If you have questions about this Privacy Policy, how we handle personal information, or if you would like to exercise your privacy rights under laws such as the GDPR, CCPA-style laws, the Indian DPDP Act, or similar frameworks, please contact us through our Contactpage, or submit a request directly via our Privacy Request Form.

For purposes of data-protection laws that recognize a "data controller", the controller is CovCyber Institute. Where the Platform is accessed via a WDO tenant sub-portal, the WDO tenant organization identified in that tenant's own notices and agreements may act as an independent or joint controller for certain data. If you are unsure which entity is responsible for your information, you can contact us through our Contact page and we will route your request appropriately.

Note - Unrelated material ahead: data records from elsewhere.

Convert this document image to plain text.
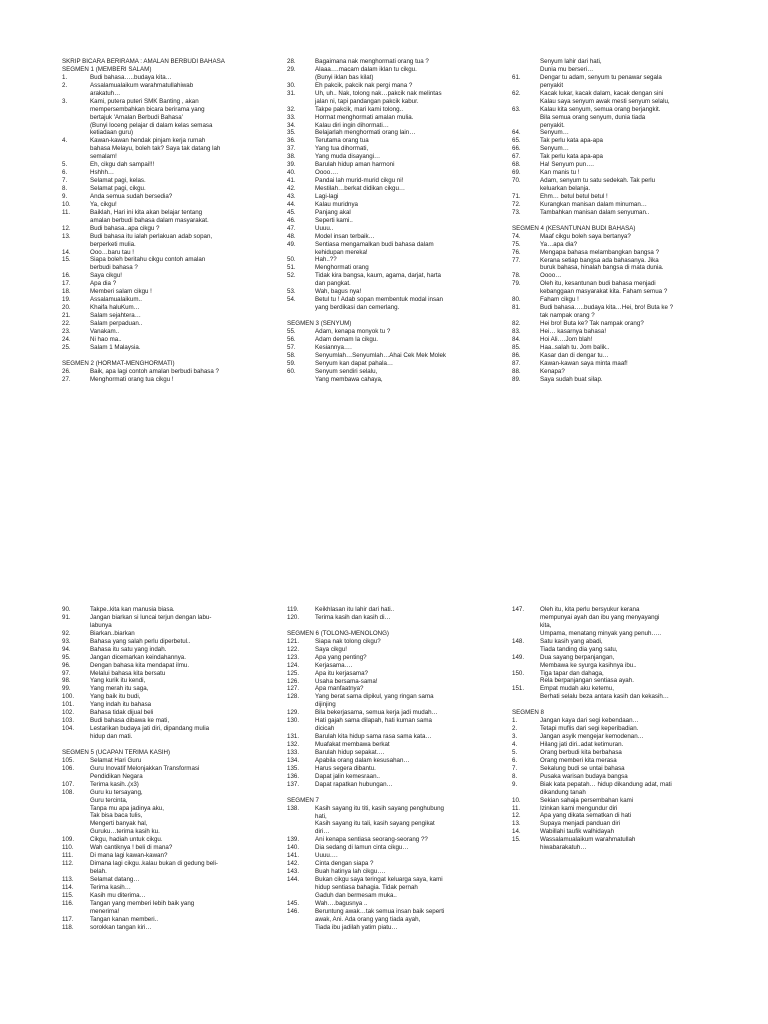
SKRIP BICARA BERIRAMA : AMALAN BERBUDI BAHASA
SEGMEN 1 (MEMBERI SALAM)
1.	Budi bahasa…..budaya kita…
2.	Assalamualaikum warahmatullahiwab
arakatuh…
3.	Kami, putera puteri SMK Banting , akan
mempersembahkan bicara berirama yang
bertajuk 'Amalan Berbudi Bahasa'
(Bunyi loceng pelajar di dalam kelas semasa
ketiadaan guru)
4.	Kawan-kawan hendak pinjam kerja rumah
bahasa Melayu, boleh tak? Saya tak datang lah
semalam!
5.	Eh, cikgu dah sampai!!!
6.	Hshhh…
7.	Selamat pagi, kelas.
8.	Selamat pagi, cikgu.
9.	Anda semua sudah bersedia?
10.	Ya, cikgu!
11.	Baiklah, Hari ini kita akan belajar tentang
amalan berbudi bahasa dalam masyarakat.
12.	Budi bahasa..apa cikgu ?
13.	Budi bahasa itu ialah perlakuan adab sopan,
berperketi mulia.
14.	Ooo…baru tau !
15.	Siapa boleh beritahu cikgu contoh amalan
berbudi bahasa ?
16.	Saya cikgu!
17.	Apa dia ?
18.	Memberi salam cikgu !
19.	Assalamualaikum..
20.	Khaifa haluKum…
21.	Salam sejahtera…
22.	Salam perpaduan..
23.	Vanakam..
24.	Ni hao ma..
25.	Salam 1 Malaysia.
SEGMEN 2 (HORMAT-MENGHORMATI)
26.	Baik, apa lagi contoh amalan berbudi bahasa ?
27.	Menghormati orang tua cikgu !
28.	Bagaimana nak menghormati orang tua ?
29.	Alaaa….macam dalam iklan tu cikgu.
(Bunyi iklan bas kilat)
30.	Eh pakcik, pakcik nak pergi mana ?
31.	Uh, uh.. Nak, tolong nak…pakcik nak melintas
jalan ni, tapi pandangan pakcik kabur.
32.	Takpe pakcik, mari kami tolong..
33.	Hormat menghormati amalan mulia.
34.	Kalau diri ingin dihormati…
35.	Belajarlah menghormati orang lain…
36.	Terutama orang tua
37.	Yang tua dihormati,
38.	Yang muda disayangi…
39.	Barulah hidup aman harmoni
40.	Oooo….
41.	Pandai lah murid-murid cikgu ni!
42.	Mestilah…berkat didikan cikgu…
43.	Lagi-lagi
44.	Kalau muridnya
45.	Panjang akal
46.	Seperti kami..
47.	Uuuu..
48.	Model insan terbaik…
49.	Sentiasa mengamalkan budi bahasa dalam
kehidupan mereka!
50.	Hah..??
51.	Menghormati orang
52.	Tidak kira bangsa, kaum, agama, darjat, harta
dan pangkat.
53.	Wah, bagus nya!
54.	Betul tu ! Adab sopan membentuk modal insan
yang berdikasi dan cemerlang.
SEGMEN 3 (SENYUM)
55.	Adam, kenapa monyok tu ?
56.	Adam demam la cikgu.
57.	Kesiannya….
58.	Senyumlah…Senyumlah…Ahai Cek Mek Molek
59.	Senyum kan dapat pahala…
60.	Senyum sendiri selalu,
Yang membawa cahaya,
Senyum lahir dari hati,
Dunia mu berseri…
61.	Dengar tu adam, senyum tu penawar segala
penyakit
62.	Kacak lukar, kacak dalam, kacak dengan sini
Kalau saya senyum awak mesti senyum selalu,
63.	Kalau kita senyum, semua orang berjangkit.
Bila semua orang senyum, dunia tiada
penyakit.
64.	Senyum…
65.	Tak perlu kata apa-apa
66.	Senyum…
67.	Tak perlu kata apa-apa
68.	Ha! Senyum pun….
69.	Kan manis tu !
70.	Adam, senyum tu satu sedekah. Tak perlu
keluarkan belanja.
71.	Ehm… betul betul betul !
72.	Kurangkan manisan dalam minuman…
73.	Tambahkan manisan dalam senyuman..
SEGMEN 4 (KESANTUNAN BUDI BAHASA)
74.	Maaf cikgu boleh saya bertanya?
75.	Ya…apa dia?
76.	Mengapa bahasa melambangkan bangsa ?
77.	Kerana setiap bangsa ada bahasanya. Jika
buruk bahasa, hinalah bangsa di mata dunia.
78.	Oooo…
79.	Oleh itu, kesantunan budi bahasa menjadi
kebanggaan masyarakat kita. Faham semua ?
80.	Faham cikgu !
81.	Budi bahasa…..budaya kita…Hei, bro! Buta ke ?
tak nampak orang ?
82.	Hei bro! Buta ke? Tak nampak orang?
83.	Hei… kasarnya bahasa!
84.	Hoi Ali….Jom blah!
85.	Haa..salah tu. Jom balik..
86.	Kasar dan di dengar tu…
87.	Kawan-kawan saya minta maaf!
88.	Kenapa?
89.	Saya sudah buat silap.
90.	Takpe..kita kan manusia biasa.
91.	Jangan biarkan si luncai terjun dengan labu-
labunya
92.	Biarkan..biarkan
93.	Bahasa yang salah perlu diperbetul..
94.	Bahasa itu satu yang indah.
95.	Jangan dicemarkan keindahannya.
96.	Dengan bahasa kita mendapat ilmu.
97.	Melalui bahasa kita bersatu
98.	Yang kurik itu kendi,
99.	Yang merah itu saga,
100.	Yang baik itu budi,
101.	Yang indah itu bahasa
102.	Bahasa tidak dijual beli
103.	Budi bahasa dibawa ke mati,
104.	Lestarikan budaya jati diri, dipandang mulia
hidup dan mati.
SEGMEN 5 (UCAPAN TERIMA KASIH)
105.	Selamat Hari Guru
106.	Guru Inovatif Melonjakkan Transformasi
Pendidikan Negara
107.	Terima kasih..(x3)
108.	Guru ku tersayang,
Guru tercinta,
Tanpa mu apa jadinya aku,
Tak bisa baca tulis,
Mengerti banyak hal,
Guruku…terima kasih ku.
109.	Cikgu, hadiah untuk cikgu.
110.	Wah cantiknya ! beli di mana?
111.	Di mana lagi kawan-kawan?
112.	Dimana lagi cikgu..kalau bukan di gedung beli-
belah.
113.	Selamat datang…
114.	Terima kasih…
115.	Kasih mu diterima…
116.	Tangan yang memberi lebih baik yang
menerima!
117.	Tangan kanan memberi..
118.	sorokkan tangan kiri…
119.	Keikhlasan itu lahir dari hati..
120.	Terima kasih dan kasih di…
SEGMEN 6 (TOLONG-MENOLONG)
121.	Siapa nak tolong cikgu?
122.	Saya cikgu!
123.	Apa yang penting?
124.	Kerjasama….
125.	Apa itu kerjasama?
126.	Usaha bersama-sama!
127.	Apa manfaatnya?
128.	Yang berat sama dipikul, yang ringan sama
dijinjing
129.	Bila bekerjasama, semua kerja jadi mudah…
130.	Hati gajah sama dilapah, hati kuman sama
dicicah
131.	Barulah kita hidup sama rasa sama kata…
132.	Muafakat membawa berkat
133.	Barulah hidup sepakat….
134.	Apabila orang dalam kesusahan…
135.	Harus segera dibantu.
136.	Dapat jalin kemesraan..
137.	Dapat rapatkan hubungan…
SEGMEN 7
138.	Kasih sayang itu titi, kasih sayang penghubung
hati,
Kasih sayang itu tali, kasih sayang pengikat
diri…
139.	Ani kenapa sentiasa seorang-seorang ??
140.	Dia sedang di lamun cinta cikgu…
141.	Uuuu….
142.	Cinta dengan siapa ?
143.	Buah hatinya lah cikgu….
144.	Bukan cikgu saya teringat keluarga saya, kami
hidup sentiasa bahagia. Tidak pernah
Gaduh dan bermesam muka..
145.	Wah….bagusnya ..
146.	Beruntung awak…tak semua insan baik seperti
awak, Ani. Ada orang yang tiada ayah,
Tiada ibu jadilah yatim piatu…
147.	Oleh itu, kita perlu bersyukur kerana
mempunyai ayah dan ibu yang menyayangi
kita,
Umpama, menatang minyak yang penuh…..
148.	Satu kasih yang abadi,
Tiada tanding dia yang satu,
149.	Dua sayang berpanjangan,
Membawa ke syurga kasihnya ibu..
150.	Tiga tapar dan dahaga,
Rela berpanjangan sentiasa ayah.
151.	Empat mudah aku ketemu,
Berhati selalu beza antara kasih dan kekasih…
SEGMEN 8
1.	Jangan kaya dari segi kebendaan…
2.	Tetapi muflis dari segi keperibadian.
3.	Jangan asyik mengejar kemodenan…
4.	Hilang jati diri..adat ketimuran.
5.	Orang berbudi kita berbahasa
6.	Orang memberi kita merasa
7.	Sekalung budi se untai bahasa
8.	Pusaka warisan budaya bangsa
9.	Biak kata pepatah… hidup dikandung adat, mati
dikandung tanah
10.	Sekian sahaja persembahan kami
11.	Izinkan kami mengundur diri
12.	Apa yang dikata sematkan di hati
13.	Supaya menjadi panduan diri
14.	Wabillahi taufik walhidayah
15.	Wassalamualaikum warahmatullah
hiwabarakatuh…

Where local law requires us to designate a specific representative, grievance officer, or data-protection contact (for example, a grievance officer in India or a representative in the EU/UK), we will provide those details on request or in a regional annex to this Privacy Policy.

When you contact us to exercise your privacy rights, we may need to verify your identity before responding. We will respond within the timeframes required by applicable law and will let you know if we need additional information. Some rights may be subject to legal limitations or exceptions; if we are unable to fulfill a request in full, we will explain the reasons to the extent permitted by law.

This Privacy Policy is provided for informational and contractual purposes only and does not constitute legal advice. You should consult your own legal counsel to understand how these concepts apply to your specific situation or regulatory obligations.